Video Game Therapy Improves Lazy Eye in Adults

Playing video games linked to improvements in visual acuity, 3-D depth perception

THURSDAY, Sept. 1 (HealthDay News) -- In adults with amblyopia, or lazy eye, playing video games can substantially improve visual acuity and 3-D depth perception, according to a study published online Aug. 30 in PLoS Biology.

Roger W. Li, O.D., of the University of California School of Optometry in Berkeley, and colleagues had 20 adult subjects with amblyopia (aged 20 to 60 years) play one of two video games: an action game in which the subjects shot at targets, and a game in which the subjects constructed things.
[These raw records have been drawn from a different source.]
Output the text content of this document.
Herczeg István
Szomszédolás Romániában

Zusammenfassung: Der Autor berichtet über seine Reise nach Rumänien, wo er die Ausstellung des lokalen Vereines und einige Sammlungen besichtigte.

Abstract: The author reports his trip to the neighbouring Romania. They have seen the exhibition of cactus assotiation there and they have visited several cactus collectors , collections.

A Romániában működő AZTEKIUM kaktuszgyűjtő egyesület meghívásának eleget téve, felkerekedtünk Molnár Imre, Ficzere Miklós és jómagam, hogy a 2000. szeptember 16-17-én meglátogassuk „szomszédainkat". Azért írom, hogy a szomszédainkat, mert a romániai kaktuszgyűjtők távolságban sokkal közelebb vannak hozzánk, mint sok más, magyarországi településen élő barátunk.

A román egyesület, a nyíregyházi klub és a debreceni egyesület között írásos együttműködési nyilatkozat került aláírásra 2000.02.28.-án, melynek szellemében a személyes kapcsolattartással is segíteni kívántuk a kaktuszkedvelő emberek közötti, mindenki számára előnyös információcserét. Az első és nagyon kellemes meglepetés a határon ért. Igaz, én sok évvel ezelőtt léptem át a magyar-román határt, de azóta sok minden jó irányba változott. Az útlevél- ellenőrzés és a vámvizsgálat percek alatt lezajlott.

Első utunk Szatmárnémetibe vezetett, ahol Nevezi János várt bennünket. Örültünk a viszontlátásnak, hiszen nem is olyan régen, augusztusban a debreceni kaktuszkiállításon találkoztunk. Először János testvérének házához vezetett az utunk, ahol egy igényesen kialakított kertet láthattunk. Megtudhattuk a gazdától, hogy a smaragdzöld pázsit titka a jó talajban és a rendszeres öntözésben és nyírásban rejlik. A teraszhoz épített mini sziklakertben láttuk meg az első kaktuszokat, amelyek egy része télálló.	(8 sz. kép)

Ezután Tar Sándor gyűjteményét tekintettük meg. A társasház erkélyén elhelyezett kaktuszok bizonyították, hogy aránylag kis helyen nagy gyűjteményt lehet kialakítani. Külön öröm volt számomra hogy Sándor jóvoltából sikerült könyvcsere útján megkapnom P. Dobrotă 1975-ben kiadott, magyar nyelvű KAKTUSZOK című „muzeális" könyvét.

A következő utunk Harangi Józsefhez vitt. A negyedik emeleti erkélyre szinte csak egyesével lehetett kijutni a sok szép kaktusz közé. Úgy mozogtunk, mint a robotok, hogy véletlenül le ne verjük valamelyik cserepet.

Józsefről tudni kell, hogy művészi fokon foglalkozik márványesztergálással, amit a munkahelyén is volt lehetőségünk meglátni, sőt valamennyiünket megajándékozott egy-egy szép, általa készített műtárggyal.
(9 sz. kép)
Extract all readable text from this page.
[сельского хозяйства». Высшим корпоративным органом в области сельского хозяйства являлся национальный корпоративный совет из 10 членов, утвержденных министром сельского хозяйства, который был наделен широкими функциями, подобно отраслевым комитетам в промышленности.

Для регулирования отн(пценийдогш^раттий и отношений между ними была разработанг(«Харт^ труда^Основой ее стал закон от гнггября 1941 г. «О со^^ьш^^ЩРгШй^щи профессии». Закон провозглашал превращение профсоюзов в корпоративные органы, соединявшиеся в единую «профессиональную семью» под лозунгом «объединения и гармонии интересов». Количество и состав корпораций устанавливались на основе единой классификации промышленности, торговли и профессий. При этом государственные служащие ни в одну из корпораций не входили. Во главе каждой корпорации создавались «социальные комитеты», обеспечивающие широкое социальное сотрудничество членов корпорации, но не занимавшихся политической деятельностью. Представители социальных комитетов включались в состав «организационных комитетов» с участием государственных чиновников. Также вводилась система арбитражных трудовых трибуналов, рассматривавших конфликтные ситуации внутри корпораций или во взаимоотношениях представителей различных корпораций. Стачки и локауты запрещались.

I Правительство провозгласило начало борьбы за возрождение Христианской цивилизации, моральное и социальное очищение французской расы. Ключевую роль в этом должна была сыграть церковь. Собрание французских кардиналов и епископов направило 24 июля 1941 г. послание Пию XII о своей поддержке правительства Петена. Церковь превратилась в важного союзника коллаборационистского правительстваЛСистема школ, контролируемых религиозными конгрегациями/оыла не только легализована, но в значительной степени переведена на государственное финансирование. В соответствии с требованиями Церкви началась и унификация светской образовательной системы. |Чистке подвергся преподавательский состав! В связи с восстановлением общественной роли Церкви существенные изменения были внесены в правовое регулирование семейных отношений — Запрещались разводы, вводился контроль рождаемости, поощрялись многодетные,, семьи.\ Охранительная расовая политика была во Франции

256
During the two-hour play periods, which totaled 40 hours over a month, the subjects wore a patch over their good eye. Eye performance was evaluated after every 10 hours of gaming. For comparison, some subjects first wore patches over their good eye during daily activities before the video game phase.

The researchers found that, with both video games, the subjects had a 30 percent increase in visual acuity, an average 1.5-line improvement on the standard eye chart. The improvement was approximately five-fold greater than that expected in children with amblyopia undergoing occlusion therapy, for whom it can take 120 hours to see a one-line improvement. The researchers also observed substantial improvement in 3-D depth perception, visual attention, and positional acuity.

"After a brief period of video-game play, a wide range of spatial vision functions improve very rapidly and substantially, reflecting normalization of both low-level (visual acuity, positional acuity) and high-level (spatial attention, stereoacuity) visual processing," the authors write.